Purpose: The effective transverse relaxation rate ( R∗2 ) is influenced by biological features that make it a useful means of probing brain microstructure. However, confounding factors such as dependence on flip angle (α) and fiber orientation with respect to the main field ( θ ) complicate interpretation. The α- and θ -dependence stem from the existence of multiple sub-voxel micro-environments (e.g., myelin and non-myelin water compartments). Ordinarily, it is challenging to quantify these sub-compartments; therefore, neuroscientific studies commonly make the simplifying assumption of a mono-exponential decay obtaining a single R∗2 estimate per voxel. In this work, we investigated how the multi-compartment nature of tissue microstructure affects single compartment R∗2 estimates.


Methods: We used 2-pool (myelin and non-myelin water) simulations to characterize the bias in single compartment R∗2 estimates. Based on our numeric observations, we introduced a linear model that partitions R∗2 into α-dependent and α-independent components and validated this in vivo at 7T. We investigated the dependence of both components on the sub-compartment properties and assessed their robustness, orientation dependence, and reproducibility empirically.

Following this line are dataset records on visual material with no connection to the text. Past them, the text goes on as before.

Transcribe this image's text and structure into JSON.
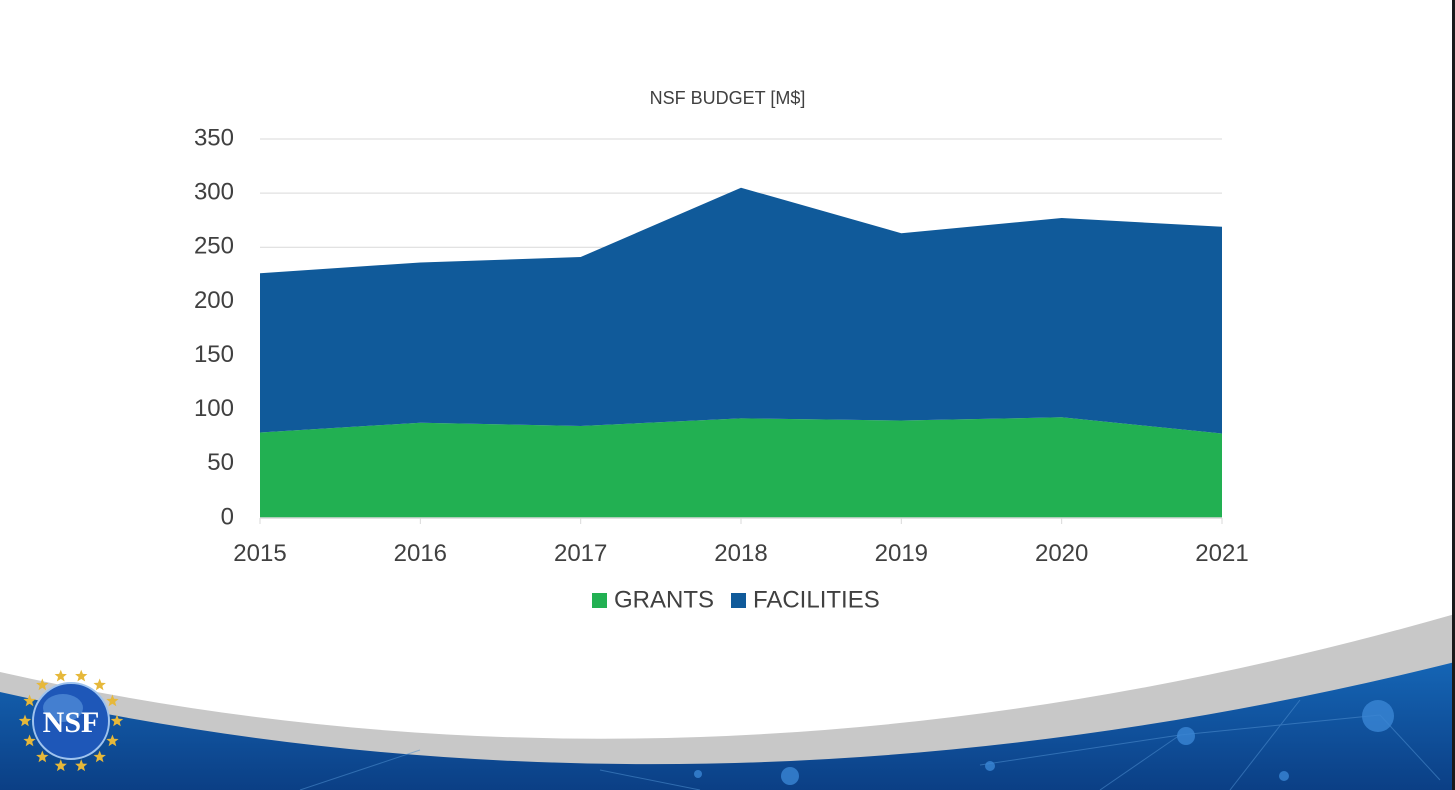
{
  "chart_data": {
    "type": "area",
    "stacked": true,
    "title": "NSF BUDGET [M$]",
    "xlabel": "",
    "ylabel": "",
    "x": [
      "2015",
      "2016",
      "2017",
      "2018",
      "2019",
      "2020",
      "2021"
    ],
    "ylim": [
      0,
      350
    ],
    "yticks": [
      0,
      50,
      100,
      150,
      200,
      250,
      300,
      350
    ],
    "grid": true,
    "legend_position": "bottom",
    "series": [
      {
        "name": "GRANTS",
        "values": [
          79,
          88,
          85,
          92,
          90,
          93,
          78
        ],
        "color": "#22b052"
      },
      {
        "name": "FACILITIES",
        "values": [
          147,
          148,
          156,
          213,
          173,
          184,
          191
        ],
        "color": "#105a9a"
      }
    ]
  },
  "footer": {
    "logo_text": "NSF",
    "colors": {
      "band": "#0e4f9e",
      "swoosh": "#c8c8c8"
    }
  }
}
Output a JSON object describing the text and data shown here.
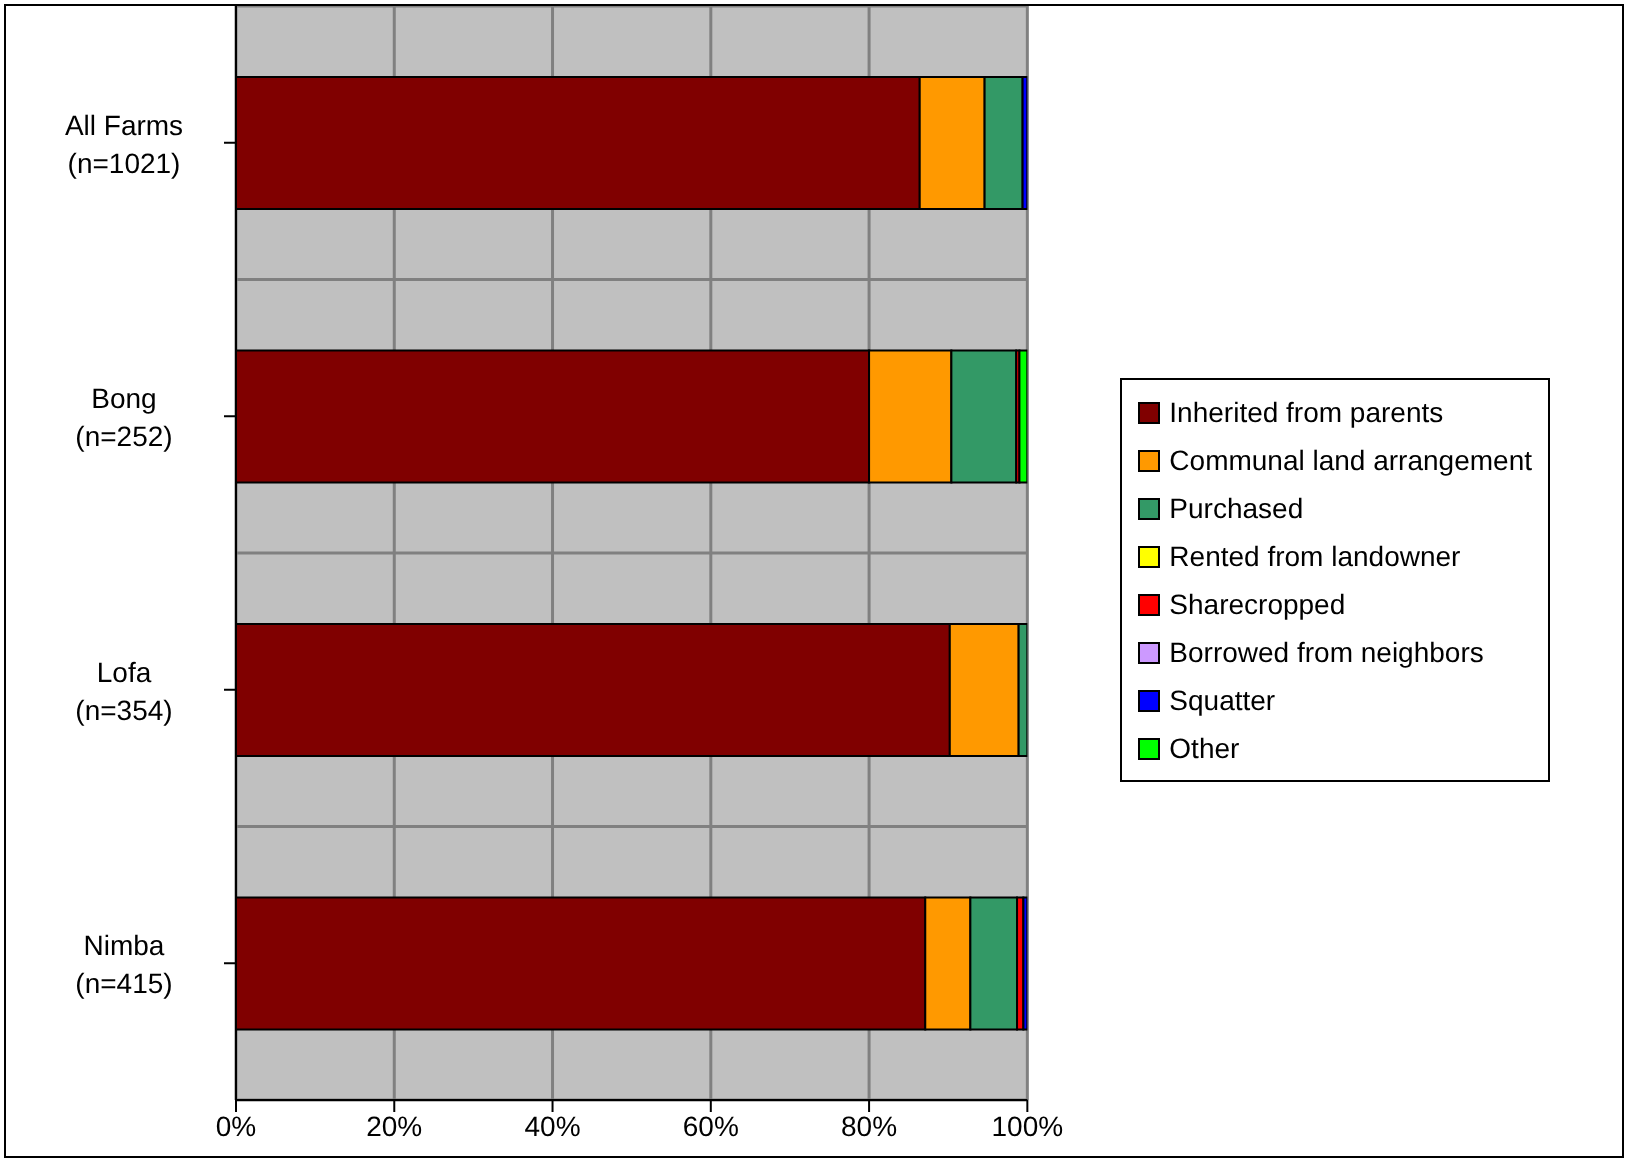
{
  "chart_data": {
    "type": "bar",
    "orientation": "horizontal",
    "stacked": true,
    "categories": [
      "All Farms (n=1021)",
      "Bong (n=252)",
      "Lofa (n=354)",
      "Nimba (n=415)"
    ],
    "series": [
      {
        "name": "Inherited from parents",
        "color": "#800000",
        "values": [
          86.4,
          80.0,
          90.2,
          87.1
        ]
      },
      {
        "name": "Communal land arrangement",
        "color": "#ff9900",
        "values": [
          8.2,
          10.4,
          8.7,
          5.7
        ]
      },
      {
        "name": "Purchased",
        "color": "#339966",
        "values": [
          4.8,
          8.2,
          1.1,
          5.9
        ]
      },
      {
        "name": "Rented from landowner",
        "color": "#ffff00",
        "values": [
          0,
          0,
          0,
          0
        ]
      },
      {
        "name": "Sharecropped",
        "color": "#ff0000",
        "values": [
          0,
          0.4,
          0,
          0.8
        ]
      },
      {
        "name": "Borrowed from neighbors",
        "color": "#cc99ff",
        "values": [
          0,
          0,
          0,
          0
        ]
      },
      {
        "name": "Squatter",
        "color": "#0000ff",
        "values": [
          0.6,
          0,
          0,
          0.5
        ]
      },
      {
        "name": "Other",
        "color": "#00ff00",
        "values": [
          0,
          1.0,
          0,
          0
        ]
      }
    ],
    "xlim": [
      0,
      100
    ],
    "xticks": [
      {
        "value": 0,
        "label": "0%"
      },
      {
        "value": 20,
        "label": "20%"
      },
      {
        "value": 40,
        "label": "40%"
      },
      {
        "value": 60,
        "label": "60%"
      },
      {
        "value": 80,
        "label": "80%"
      },
      {
        "value": 100,
        "label": "100%"
      }
    ],
    "grid": true,
    "legend": "right"
  }
}
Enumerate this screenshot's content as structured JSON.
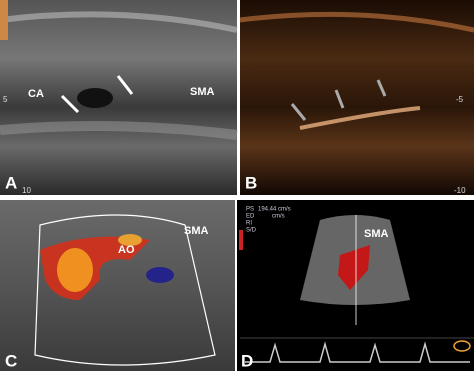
{
  "panels": [
    {
      "label": "A",
      "annotations": [
        "CA",
        "SMA"
      ],
      "scale": [
        "5",
        "10"
      ]
    },
    {
      "label": "B",
      "scale": [
        "-5",
        "-10"
      ]
    },
    {
      "label": "C",
      "annotations": [
        "SMA",
        "AO"
      ]
    },
    {
      "label": "D",
      "annotations": [
        "SMA"
      ],
      "measurements": [
        "PS",
        "194.44 cm/s",
        "ED",
        "cm/s",
        "RI",
        "S/D"
      ]
    }
  ]
}
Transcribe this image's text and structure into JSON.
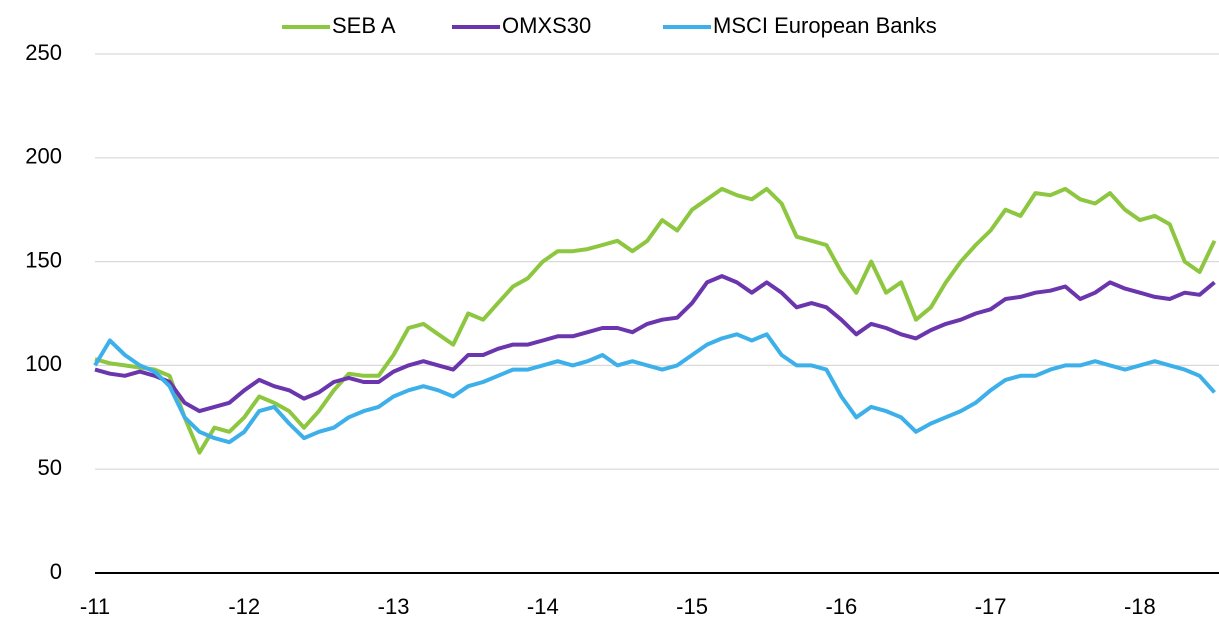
{
  "chart_data": {
    "type": "line",
    "x": [
      11,
      11.1,
      11.2,
      11.3,
      11.4,
      11.5,
      11.6,
      11.7,
      11.8,
      11.9,
      12,
      12.1,
      12.2,
      12.3,
      12.4,
      12.5,
      12.6,
      12.7,
      12.8,
      12.9,
      13,
      13.1,
      13.2,
      13.3,
      13.4,
      13.5,
      13.6,
      13.7,
      13.8,
      13.9,
      14,
      14.1,
      14.2,
      14.3,
      14.4,
      14.5,
      14.6,
      14.7,
      14.8,
      14.9,
      15,
      15.1,
      15.2,
      15.3,
      15.4,
      15.5,
      15.6,
      15.7,
      15.8,
      15.9,
      16,
      16.1,
      16.2,
      16.3,
      16.4,
      16.5,
      16.6,
      16.7,
      16.8,
      16.9,
      17,
      17.1,
      17.2,
      17.3,
      17.4,
      17.5,
      17.6,
      17.7,
      17.8,
      17.9,
      18,
      18.1,
      18.2,
      18.3,
      18.4,
      18.5
    ],
    "series": [
      {
        "name": "SEB A",
        "color": "#8dc63f",
        "values": [
          103,
          101,
          100,
          99,
          98,
          95,
          75,
          58,
          70,
          68,
          75,
          85,
          82,
          78,
          70,
          78,
          88,
          96,
          95,
          95,
          105,
          118,
          120,
          115,
          110,
          125,
          122,
          130,
          138,
          142,
          150,
          155,
          155,
          156,
          158,
          160,
          155,
          160,
          170,
          165,
          175,
          180,
          185,
          182,
          180,
          185,
          178,
          162,
          160,
          158,
          145,
          135,
          150,
          135,
          140,
          122,
          128,
          140,
          150,
          158,
          165,
          175,
          172,
          183,
          182,
          185,
          180,
          178,
          183,
          175,
          170,
          172,
          168,
          150,
          145,
          160
        ]
      },
      {
        "name": "OMXS30",
        "color": "#6a35ad",
        "values": [
          98,
          96,
          95,
          97,
          95,
          92,
          82,
          78,
          80,
          82,
          88,
          93,
          90,
          88,
          84,
          87,
          92,
          94,
          92,
          92,
          97,
          100,
          102,
          100,
          98,
          105,
          105,
          108,
          110,
          110,
          112,
          114,
          114,
          116,
          118,
          118,
          116,
          120,
          122,
          123,
          130,
          140,
          143,
          140,
          135,
          140,
          135,
          128,
          130,
          128,
          122,
          115,
          120,
          118,
          115,
          113,
          117,
          120,
          122,
          125,
          127,
          132,
          133,
          135,
          136,
          138,
          132,
          135,
          140,
          137,
          135,
          133,
          132,
          135,
          134,
          140
        ]
      },
      {
        "name": "MSCI European Banks",
        "color": "#3db0ea",
        "values": [
          100,
          112,
          105,
          100,
          97,
          90,
          75,
          68,
          65,
          63,
          68,
          78,
          80,
          72,
          65,
          68,
          70,
          75,
          78,
          80,
          85,
          88,
          90,
          88,
          85,
          90,
          92,
          95,
          98,
          98,
          100,
          102,
          100,
          102,
          105,
          100,
          102,
          100,
          98,
          100,
          105,
          110,
          113,
          115,
          112,
          115,
          105,
          100,
          100,
          98,
          85,
          75,
          80,
          78,
          75,
          68,
          72,
          75,
          78,
          82,
          88,
          93,
          95,
          95,
          98,
          100,
          100,
          102,
          100,
          98,
          100,
          102,
          100,
          98,
          95,
          87
        ]
      }
    ],
    "xlim": [
      11,
      18.53
    ],
    "xticks": [
      {
        "value": 11,
        "label": "-11"
      },
      {
        "value": 12,
        "label": "-12"
      },
      {
        "value": 13,
        "label": "-13"
      },
      {
        "value": 14,
        "label": "-14"
      },
      {
        "value": 15,
        "label": "-15"
      },
      {
        "value": 16,
        "label": "-16"
      },
      {
        "value": 17,
        "label": "-17"
      },
      {
        "value": 18,
        "label": "-18"
      }
    ],
    "ylim": [
      0,
      250
    ],
    "yticks": [
      0,
      50,
      100,
      150,
      200,
      250
    ],
    "grid": true,
    "legend": "top"
  }
}
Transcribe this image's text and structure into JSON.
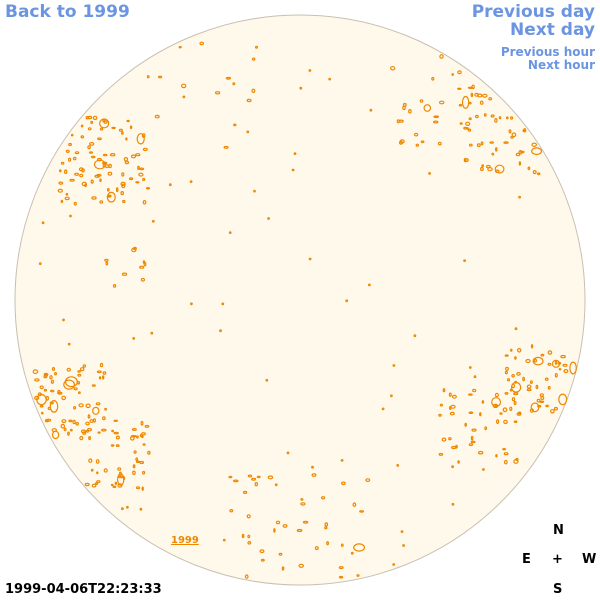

Results: R∗2 increased with myelin water fraction and residency time leading to a linear dependence on α. We observed excellent agreement between our numeric and empirical results. Furthermore, the α-independent component of the proposed linear model was robust to the choice of α and reduced dependence on fiber orientation, although it suffered from marginally higher noise sensitivity.


Conclusion: We have demonstrated and validated a simple approach that mitigates flip angle and orientation biases in single-compartment R∗2 estimates.